HEXO’s production stood at 9,804 kilos in Q1 2019, nearly 100% higher quarter over quarter. Production forecast for fiscal 2020 issued by the company’s management revolves around 150,000 kilos, which is expected to increase annual revenues from approximately C$64 million at present to a whopping $400 million.
Wall Street analysts are fully aware of HEXO’s potential. Russel Stanley from Beacon reiterated his buy recommendation for the company on June 13 setting a 12-month target price of $14 with a particularly big upside of 111 %. On June 12, the company released its third quarter fiscal 2019 (July 31 fiscal year end) financials showing gross and net revenue of $15.9 million and $13.0 million, respectively. Both were ahead of Stanley’s forecast of $12.3 million and $10.2 million, respectively.
Having said that, one should bear in mind that high profit potential also entails risk. Owen Bennett from Jefferies has recently reiterated his assessment of the company’s stock to sell. He is concerned about HEXO’s earnings latest earnings release for the quarter ending January 31. The company reported a quarterly GAAP net loss of C$4.33 million. In comparison, last year the company had a GAAP net loss of C$1.97 million. This calls for a bit of caution before deciding to invest.
Inseego – Investing in a Breakthrough Technology
5G technology is almost here and Inseego (NASDAQ:INSG) positions itself to be at its forefront by upgrading its already existing 4G cloud and networking solutions to the new generation.
Despite currently being unprofitable, analysts expect the company to increase its annual revenues by 20% in the next 5 years. If that happens, its stock will most likely soar by around 80 % above its current price ($4.27 as of June 27).

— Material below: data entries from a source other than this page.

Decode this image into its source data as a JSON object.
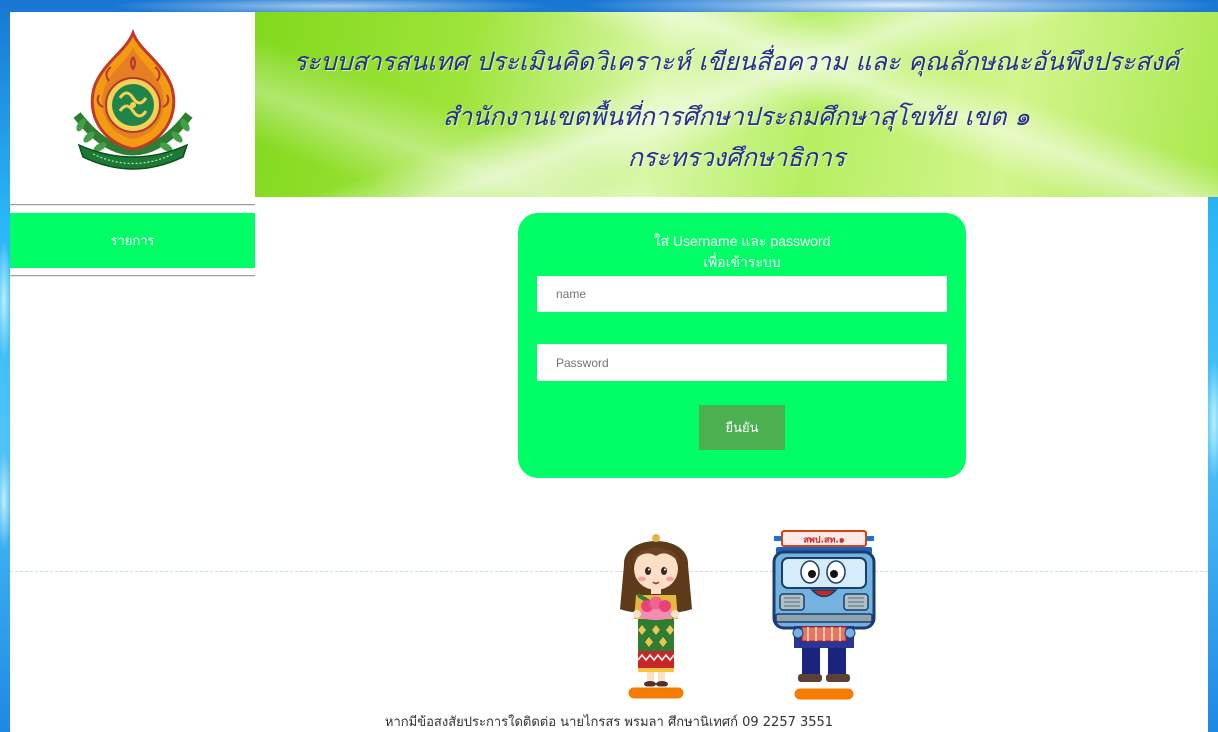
{
  "logo": {
    "icon": "obec-emblem-icon"
  },
  "banner": {
    "line1": "ระบบสารสนเทศ ประเมินคิดวิเคราะห์ เขียนสื่อความ และ คุณลักษณะอันพึงประสงค์",
    "line2": "สำนักงานเขตพื้นที่การศึกษาประถมศึกษาสุโขทัย เขต ๑",
    "line3": "กระทรวงศึกษาธิการ"
  },
  "sidebar": {
    "menu_label": "รายการ"
  },
  "login": {
    "title_line1": "ใส่ Username และ password",
    "title_line2": "เพื่อเข้าระบบ",
    "username": {
      "placeholder": "name",
      "value": ""
    },
    "password": {
      "placeholder": "Password",
      "value": ""
    },
    "submit_label": "ยืนยัน"
  },
  "mascots": {
    "left_icon": "girl-mascot-icon",
    "right_icon": "bus-mascot-icon",
    "bus_sign": "สพป.สท.๑"
  },
  "footer": {
    "contact_text": "หากมีข้อสงสัยประการใดติดต่อ นายไกรสร พรมลา ศึกษานิเทศก์ 09 2257 3551"
  },
  "colors": {
    "accent_green": "#00ff66",
    "button_green": "#4caf50",
    "banner_text": "#27318a",
    "frame_blue": "#1e88e5"
  }
}
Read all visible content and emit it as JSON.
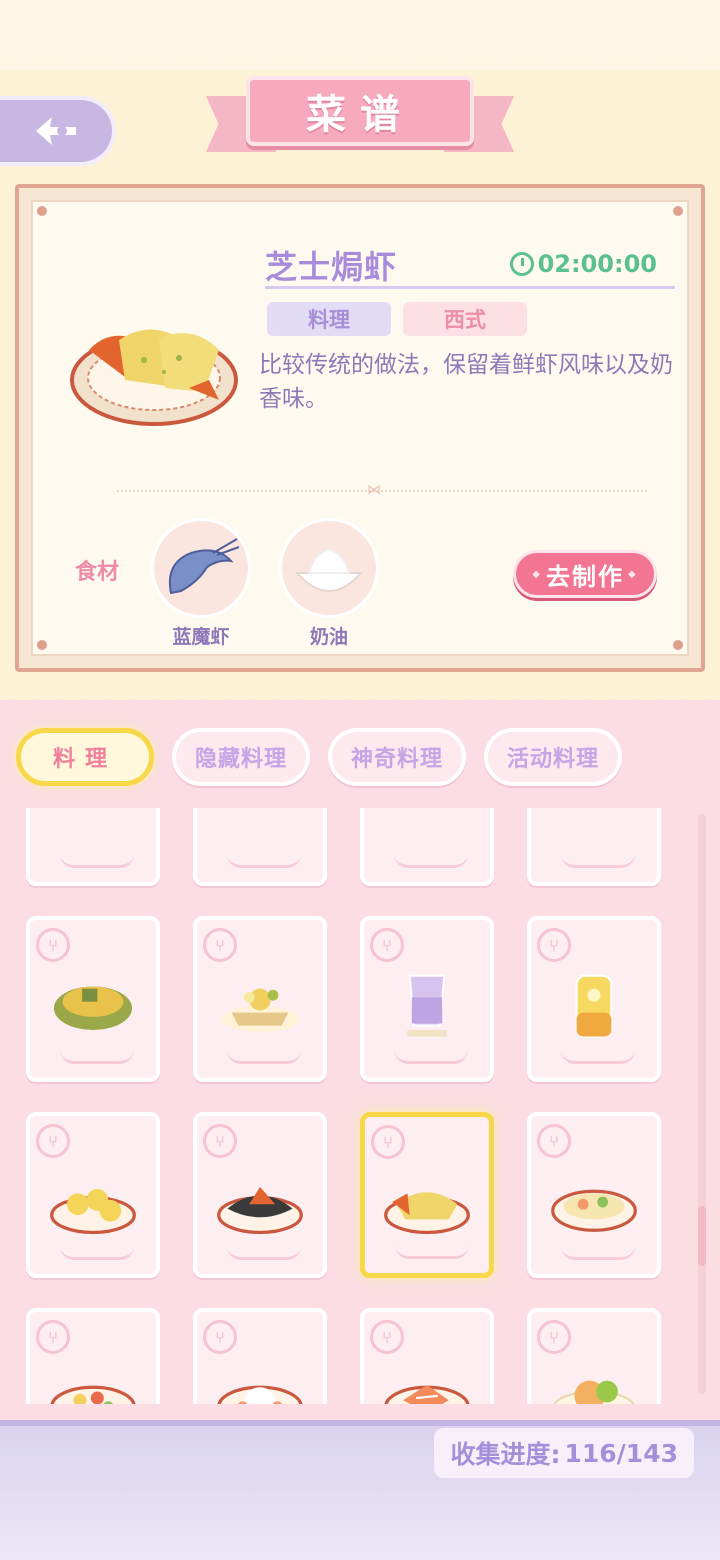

Michael Latimore from Northland Securities has recently reiterated his buy recommendation for the stock setting a price target of $6 (current stock value as of June 27 stands at $4.29) with an upside of 39.86%. In the last 3 months, Inseego insiders bought the company shares at a total worth $10.64 million and that is a good sign.
What’s the Bottom Line?
Some small cap stocks have great profit potential and it is crucial to be able to identify them. But as shown above, the greater the prospects for profit, the greater the risk. One of the major disadvantages of small stocks is their tendency to be volatile. Therefore, it is highly advised to closely monitor their performances over time, go over analysts’ assessments and, most of all, always stay alert to new developments that may change the overall picture.